Ce constat conduit donc, aujourd’hui, le gouvernement à vouloir s’appuyer sur la puissance de notre recherche publique pour tenter de compenser la faiblesse structurelle et l’ultra-sectorisation de notre recherche privée et indirectement stimuler et moderniser notre appareil productif, tant au niveau de nos grandes entreprises qu’au niveau du tissu de nos PME-PMI qui restent encore trop peu exportatrices.

L’objectif en soi est louable et les moyens utilisés paraissent logiques. Ils cultivent d’ailleurs de fortes similitudes avec le programmation engagée par l’Union européenne à l’Horizon 2020 en matière de recherche et d’innovation.

La volonté de renforcer les liens et les transferts de notre université et de notre recherche publique vers les entreprises est une ambition compréhensible, à laquelle les écologistes ne s’opposent pas au nom d’une posture idéologique, mais qu’ils entendent plutôt discuter au nom de son efficacité même et aussi au nom des autres missions qui sont plus généralement assignées à l’enseignement supérieur et à la recherche publique et qui semblent ici un peu oubliées.

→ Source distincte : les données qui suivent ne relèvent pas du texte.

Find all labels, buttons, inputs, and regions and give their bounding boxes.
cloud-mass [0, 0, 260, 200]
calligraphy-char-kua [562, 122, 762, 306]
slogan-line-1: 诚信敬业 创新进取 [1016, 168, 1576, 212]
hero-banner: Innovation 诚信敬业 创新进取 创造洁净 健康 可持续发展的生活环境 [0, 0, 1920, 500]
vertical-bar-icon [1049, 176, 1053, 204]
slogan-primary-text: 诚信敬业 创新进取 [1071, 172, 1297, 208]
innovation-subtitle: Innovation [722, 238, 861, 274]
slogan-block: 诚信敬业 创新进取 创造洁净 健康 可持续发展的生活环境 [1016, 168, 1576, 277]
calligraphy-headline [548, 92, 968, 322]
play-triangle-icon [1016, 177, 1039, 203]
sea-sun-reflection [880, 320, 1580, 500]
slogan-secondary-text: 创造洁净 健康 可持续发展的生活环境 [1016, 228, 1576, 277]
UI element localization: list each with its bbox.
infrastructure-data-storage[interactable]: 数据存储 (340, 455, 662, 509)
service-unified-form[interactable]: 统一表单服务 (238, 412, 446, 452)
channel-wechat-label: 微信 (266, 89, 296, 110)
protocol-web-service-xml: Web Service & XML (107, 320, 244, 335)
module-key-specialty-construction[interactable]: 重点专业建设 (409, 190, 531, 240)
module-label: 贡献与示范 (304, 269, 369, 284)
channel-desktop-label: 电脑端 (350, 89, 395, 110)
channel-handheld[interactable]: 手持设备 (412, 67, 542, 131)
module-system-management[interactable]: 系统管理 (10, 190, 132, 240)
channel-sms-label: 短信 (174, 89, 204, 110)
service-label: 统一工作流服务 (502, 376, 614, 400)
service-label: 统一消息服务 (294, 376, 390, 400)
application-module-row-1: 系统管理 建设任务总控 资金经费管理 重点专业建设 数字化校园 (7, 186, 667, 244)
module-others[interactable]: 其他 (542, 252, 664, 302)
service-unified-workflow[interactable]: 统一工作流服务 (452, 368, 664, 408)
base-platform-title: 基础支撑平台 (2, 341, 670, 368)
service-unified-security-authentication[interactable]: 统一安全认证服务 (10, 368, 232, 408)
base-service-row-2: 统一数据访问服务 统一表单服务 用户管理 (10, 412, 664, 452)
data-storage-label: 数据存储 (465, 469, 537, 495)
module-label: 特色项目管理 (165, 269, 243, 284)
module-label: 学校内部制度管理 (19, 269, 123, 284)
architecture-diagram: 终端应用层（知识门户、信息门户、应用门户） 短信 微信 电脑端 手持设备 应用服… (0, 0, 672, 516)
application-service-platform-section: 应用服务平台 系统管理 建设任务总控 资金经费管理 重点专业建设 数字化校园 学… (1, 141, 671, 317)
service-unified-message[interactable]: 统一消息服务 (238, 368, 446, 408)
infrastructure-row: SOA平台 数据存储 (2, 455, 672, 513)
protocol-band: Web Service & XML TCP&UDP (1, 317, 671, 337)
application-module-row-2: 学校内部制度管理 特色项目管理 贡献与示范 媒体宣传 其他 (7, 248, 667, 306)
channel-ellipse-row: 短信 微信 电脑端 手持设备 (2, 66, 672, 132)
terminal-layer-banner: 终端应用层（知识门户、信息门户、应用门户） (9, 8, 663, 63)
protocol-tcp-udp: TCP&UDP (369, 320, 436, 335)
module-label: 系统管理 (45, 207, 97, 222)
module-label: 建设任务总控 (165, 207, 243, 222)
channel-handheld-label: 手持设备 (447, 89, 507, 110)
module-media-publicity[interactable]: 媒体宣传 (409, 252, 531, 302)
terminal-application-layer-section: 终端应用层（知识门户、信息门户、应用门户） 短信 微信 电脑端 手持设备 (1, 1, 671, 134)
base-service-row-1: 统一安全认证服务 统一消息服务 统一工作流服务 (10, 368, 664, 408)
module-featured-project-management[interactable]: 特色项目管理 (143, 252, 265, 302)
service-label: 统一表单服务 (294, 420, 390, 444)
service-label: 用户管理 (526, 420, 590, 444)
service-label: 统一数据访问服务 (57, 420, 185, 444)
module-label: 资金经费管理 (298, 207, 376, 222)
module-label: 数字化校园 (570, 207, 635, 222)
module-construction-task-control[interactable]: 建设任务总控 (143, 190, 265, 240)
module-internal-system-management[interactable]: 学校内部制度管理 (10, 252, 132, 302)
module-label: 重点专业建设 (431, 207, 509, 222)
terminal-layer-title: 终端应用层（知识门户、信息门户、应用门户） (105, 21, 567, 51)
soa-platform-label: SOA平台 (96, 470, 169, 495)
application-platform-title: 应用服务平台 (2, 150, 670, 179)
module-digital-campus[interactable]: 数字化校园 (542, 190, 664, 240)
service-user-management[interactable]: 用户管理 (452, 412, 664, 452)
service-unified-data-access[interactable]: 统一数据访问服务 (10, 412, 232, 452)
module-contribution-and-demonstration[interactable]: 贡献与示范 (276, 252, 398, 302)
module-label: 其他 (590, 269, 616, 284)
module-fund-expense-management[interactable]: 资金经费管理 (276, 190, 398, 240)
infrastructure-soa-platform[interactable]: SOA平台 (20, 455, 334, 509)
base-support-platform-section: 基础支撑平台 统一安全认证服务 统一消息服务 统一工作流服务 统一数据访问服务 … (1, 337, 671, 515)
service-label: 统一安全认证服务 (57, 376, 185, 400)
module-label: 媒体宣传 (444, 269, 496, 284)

A notre sens, un des problèmes majeurs du projet de loi initial présenté par le gouvernement, réside dans la lecture très restrictive et très orientée de deux termes qui jalonnent l’ensemble de ce texte : le terme de transfert et le celui d’innovation.

Le mot « transfert » est assez ambigu, car il signifie aussi bien une substitution et une cession de droit qu’un échange ou un déplacement dans une direction ne signifiant pas une perte de propriété ou s’accompagnant à tout le moins d’une ou de plusieurs contreparties.

Si le savoir et la connaissance sont un bien commun n’appartenant pas seulement à ceux qui le produisent, mais susceptible d’enrichir toute la communauté qui le ou la rend possible (notamment à travers leur financement à travers des fonds publics collectés via l’impôt), il n’est pas aberrant que notre économie bénéficie de quelques transferts en sa direction.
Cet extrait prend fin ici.